14 August 2018

openDemocracy: Can the Corbynite left make peace with Zionism?

The moral and legal case for the rights of refugees, and the people that remained to suffer slow erasure and systematic subjugation, is watertight. Palestinians were victims of historic injustice as surely as were the Native Americans and Aborigines of Australia. No just solution to the conflict could exclude their claims for liberation and restitution. But their supporters may have to think a little harder about what rigid opposition to Zionism means to Jewish people, and whether efforts to keep fighting the war of 1948 are politically useful for Palestinians. [...]

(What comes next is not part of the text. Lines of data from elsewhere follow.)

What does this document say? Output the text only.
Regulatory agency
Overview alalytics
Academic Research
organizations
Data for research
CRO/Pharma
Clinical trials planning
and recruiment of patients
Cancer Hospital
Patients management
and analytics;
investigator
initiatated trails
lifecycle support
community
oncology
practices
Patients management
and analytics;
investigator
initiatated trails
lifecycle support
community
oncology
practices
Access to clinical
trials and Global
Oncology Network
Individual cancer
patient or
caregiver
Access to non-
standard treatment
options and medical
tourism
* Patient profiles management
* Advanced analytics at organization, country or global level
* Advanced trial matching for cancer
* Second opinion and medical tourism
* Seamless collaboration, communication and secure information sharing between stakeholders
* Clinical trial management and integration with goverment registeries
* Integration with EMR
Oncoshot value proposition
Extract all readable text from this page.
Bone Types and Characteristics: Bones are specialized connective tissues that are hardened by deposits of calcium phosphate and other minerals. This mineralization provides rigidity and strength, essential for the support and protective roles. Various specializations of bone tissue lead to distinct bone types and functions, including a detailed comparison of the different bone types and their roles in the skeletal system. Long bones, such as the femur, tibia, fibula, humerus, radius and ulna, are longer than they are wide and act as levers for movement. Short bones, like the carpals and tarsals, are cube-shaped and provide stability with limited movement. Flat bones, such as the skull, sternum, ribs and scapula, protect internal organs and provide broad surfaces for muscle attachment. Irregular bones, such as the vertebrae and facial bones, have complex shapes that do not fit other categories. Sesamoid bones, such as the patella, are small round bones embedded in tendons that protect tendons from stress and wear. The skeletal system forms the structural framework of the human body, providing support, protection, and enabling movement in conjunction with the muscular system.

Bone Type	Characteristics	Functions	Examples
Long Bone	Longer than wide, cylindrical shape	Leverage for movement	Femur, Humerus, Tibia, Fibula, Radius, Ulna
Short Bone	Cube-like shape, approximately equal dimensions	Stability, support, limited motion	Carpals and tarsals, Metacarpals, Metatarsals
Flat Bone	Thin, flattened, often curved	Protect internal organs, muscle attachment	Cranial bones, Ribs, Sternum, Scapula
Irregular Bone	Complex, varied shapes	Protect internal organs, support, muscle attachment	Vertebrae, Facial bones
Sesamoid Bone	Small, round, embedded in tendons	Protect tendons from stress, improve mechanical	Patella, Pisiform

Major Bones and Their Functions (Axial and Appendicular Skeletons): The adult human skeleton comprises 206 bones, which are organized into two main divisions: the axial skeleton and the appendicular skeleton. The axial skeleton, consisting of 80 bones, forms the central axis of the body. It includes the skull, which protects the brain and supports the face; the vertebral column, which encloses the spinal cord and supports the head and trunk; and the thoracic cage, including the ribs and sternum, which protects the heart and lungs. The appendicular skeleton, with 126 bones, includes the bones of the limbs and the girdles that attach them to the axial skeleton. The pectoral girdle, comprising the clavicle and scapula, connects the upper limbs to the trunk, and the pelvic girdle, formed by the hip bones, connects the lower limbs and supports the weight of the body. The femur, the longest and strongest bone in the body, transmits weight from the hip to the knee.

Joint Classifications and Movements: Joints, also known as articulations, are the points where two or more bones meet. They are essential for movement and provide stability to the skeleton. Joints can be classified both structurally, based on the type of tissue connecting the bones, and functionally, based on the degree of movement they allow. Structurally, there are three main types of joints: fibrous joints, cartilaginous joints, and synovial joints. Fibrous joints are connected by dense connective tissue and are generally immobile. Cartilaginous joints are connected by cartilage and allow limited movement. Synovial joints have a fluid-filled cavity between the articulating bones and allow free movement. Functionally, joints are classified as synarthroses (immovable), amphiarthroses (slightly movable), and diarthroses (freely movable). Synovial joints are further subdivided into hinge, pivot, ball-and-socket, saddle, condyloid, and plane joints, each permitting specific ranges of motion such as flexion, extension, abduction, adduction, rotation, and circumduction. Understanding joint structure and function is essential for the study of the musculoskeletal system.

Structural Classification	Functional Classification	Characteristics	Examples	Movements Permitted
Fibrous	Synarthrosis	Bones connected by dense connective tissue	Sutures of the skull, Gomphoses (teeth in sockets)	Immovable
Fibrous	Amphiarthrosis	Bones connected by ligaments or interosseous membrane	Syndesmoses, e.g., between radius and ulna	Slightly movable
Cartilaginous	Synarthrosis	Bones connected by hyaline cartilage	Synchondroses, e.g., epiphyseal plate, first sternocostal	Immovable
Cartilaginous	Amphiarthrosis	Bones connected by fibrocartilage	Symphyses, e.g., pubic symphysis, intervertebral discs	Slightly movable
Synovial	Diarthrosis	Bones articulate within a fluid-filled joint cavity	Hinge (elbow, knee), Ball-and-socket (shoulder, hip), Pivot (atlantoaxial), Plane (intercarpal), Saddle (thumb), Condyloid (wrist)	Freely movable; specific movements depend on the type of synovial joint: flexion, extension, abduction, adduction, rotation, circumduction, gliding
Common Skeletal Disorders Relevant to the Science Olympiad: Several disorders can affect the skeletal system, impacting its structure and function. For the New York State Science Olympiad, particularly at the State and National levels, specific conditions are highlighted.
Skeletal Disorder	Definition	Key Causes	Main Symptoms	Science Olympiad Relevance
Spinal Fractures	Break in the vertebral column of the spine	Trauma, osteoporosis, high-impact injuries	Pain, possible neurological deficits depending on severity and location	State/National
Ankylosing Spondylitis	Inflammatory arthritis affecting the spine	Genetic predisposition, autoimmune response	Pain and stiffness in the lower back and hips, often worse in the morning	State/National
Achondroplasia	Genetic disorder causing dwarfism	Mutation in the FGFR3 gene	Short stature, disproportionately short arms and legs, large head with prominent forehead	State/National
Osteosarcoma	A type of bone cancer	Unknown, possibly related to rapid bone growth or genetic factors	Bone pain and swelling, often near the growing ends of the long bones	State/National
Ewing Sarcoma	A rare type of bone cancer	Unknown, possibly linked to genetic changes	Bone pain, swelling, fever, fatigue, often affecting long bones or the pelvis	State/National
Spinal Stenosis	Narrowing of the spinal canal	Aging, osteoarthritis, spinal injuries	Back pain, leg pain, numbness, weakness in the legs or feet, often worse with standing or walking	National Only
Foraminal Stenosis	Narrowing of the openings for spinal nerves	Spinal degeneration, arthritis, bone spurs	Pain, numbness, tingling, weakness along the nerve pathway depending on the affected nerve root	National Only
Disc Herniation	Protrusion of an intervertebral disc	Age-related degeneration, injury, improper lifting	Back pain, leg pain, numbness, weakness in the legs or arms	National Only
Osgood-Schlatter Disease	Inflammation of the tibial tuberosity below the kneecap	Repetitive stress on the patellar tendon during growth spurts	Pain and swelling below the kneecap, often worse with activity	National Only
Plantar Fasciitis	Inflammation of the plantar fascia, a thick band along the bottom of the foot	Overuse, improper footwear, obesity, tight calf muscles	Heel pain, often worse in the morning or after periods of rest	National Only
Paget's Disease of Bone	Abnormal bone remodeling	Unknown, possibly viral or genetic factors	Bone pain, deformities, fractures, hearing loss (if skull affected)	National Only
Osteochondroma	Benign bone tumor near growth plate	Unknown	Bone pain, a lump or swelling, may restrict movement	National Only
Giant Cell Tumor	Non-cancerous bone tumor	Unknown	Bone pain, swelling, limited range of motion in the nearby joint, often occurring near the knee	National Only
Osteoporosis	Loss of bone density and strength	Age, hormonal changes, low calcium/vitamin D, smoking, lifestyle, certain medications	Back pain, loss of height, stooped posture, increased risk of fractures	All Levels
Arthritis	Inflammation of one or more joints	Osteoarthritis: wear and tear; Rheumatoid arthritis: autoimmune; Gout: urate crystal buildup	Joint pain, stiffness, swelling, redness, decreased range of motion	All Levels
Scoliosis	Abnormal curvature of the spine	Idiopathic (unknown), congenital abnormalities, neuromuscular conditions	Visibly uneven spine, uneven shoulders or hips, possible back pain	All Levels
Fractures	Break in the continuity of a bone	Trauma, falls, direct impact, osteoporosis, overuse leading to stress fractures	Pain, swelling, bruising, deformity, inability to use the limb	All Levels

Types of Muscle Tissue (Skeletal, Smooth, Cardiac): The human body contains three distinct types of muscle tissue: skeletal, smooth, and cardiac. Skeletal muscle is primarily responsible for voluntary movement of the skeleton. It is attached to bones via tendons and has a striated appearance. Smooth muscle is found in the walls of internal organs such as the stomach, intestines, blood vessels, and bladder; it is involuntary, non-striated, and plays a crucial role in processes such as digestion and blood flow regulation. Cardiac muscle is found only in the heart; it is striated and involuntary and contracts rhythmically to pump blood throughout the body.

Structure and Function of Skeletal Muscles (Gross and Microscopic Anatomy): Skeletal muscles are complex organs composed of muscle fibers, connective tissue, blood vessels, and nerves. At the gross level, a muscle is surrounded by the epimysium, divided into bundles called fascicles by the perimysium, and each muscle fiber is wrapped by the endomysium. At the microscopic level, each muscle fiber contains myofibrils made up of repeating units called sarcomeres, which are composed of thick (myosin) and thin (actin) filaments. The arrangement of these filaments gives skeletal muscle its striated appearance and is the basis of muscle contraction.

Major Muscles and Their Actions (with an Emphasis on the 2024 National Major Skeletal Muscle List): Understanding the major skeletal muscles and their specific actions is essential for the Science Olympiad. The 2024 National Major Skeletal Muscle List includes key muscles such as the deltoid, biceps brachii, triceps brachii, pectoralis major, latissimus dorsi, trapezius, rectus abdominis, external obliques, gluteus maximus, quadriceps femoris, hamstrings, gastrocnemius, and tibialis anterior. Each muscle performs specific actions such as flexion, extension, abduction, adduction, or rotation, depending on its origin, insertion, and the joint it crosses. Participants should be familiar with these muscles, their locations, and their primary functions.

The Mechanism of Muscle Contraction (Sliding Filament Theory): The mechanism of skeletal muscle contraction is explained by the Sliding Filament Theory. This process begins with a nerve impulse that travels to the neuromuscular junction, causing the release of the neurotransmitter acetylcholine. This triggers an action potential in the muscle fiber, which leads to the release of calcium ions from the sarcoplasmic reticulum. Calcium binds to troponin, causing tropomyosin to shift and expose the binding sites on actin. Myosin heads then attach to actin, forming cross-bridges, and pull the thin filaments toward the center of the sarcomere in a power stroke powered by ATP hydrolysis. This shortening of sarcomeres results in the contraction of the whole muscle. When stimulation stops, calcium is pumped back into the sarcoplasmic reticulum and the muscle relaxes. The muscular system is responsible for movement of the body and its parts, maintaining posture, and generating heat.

Pro-Palestinian activists are often frustrated by the refusal of liberal Zionists to support their campaigns and positions when they should in theory be natural allies in a fight for universal human rights. Instead, particularly at times of war and crisis, liberals often align more closely with right-wing Zionists whose hawkish and often openly racist attitudes to Palestinians should not be possible to square with their own values. One major contributor to this state of affairs is that anti-Zionism is a red line that few Zionists, and by extension few Jews, are willing to cross no matter what horrors are perpetrated by the Israeli state, and what chauvinism takes hold among its supporters. To take an unyielding position against Zionism is to make an opponent of all Jews who cannot countenance the dissolution of a Jewish homeland, and drives progressive Jews into the orbit of the ultra-nationalist right. [...]

On a pragmatic note, the precarity of the Palestinian position supports the case for a new approach. If Palestinians are to avoid the fate of Native Americans and Aborigines, herded into isolated enclaves with only a residual, diminished identity, urgent action is required to forestall that ongoing process. Since much of the Palestinian liberation strategy is invested in efforts to build international solidarity, inspired by the example of South Africa, the imperative to expand and mobilise an effective global movement is clear. Dropping the requirement for anti-Zionism would lift a major barrier to participation in the movement for progressive Jews as well as people who sympathise with both sides, while exposing the intransigence of hardline nationalists who refuse to recognise the validity of Palestinian claims. The fantasy of reversing Zionism is not one that Palestinians have time to indulge, the better strategy is to shape its course.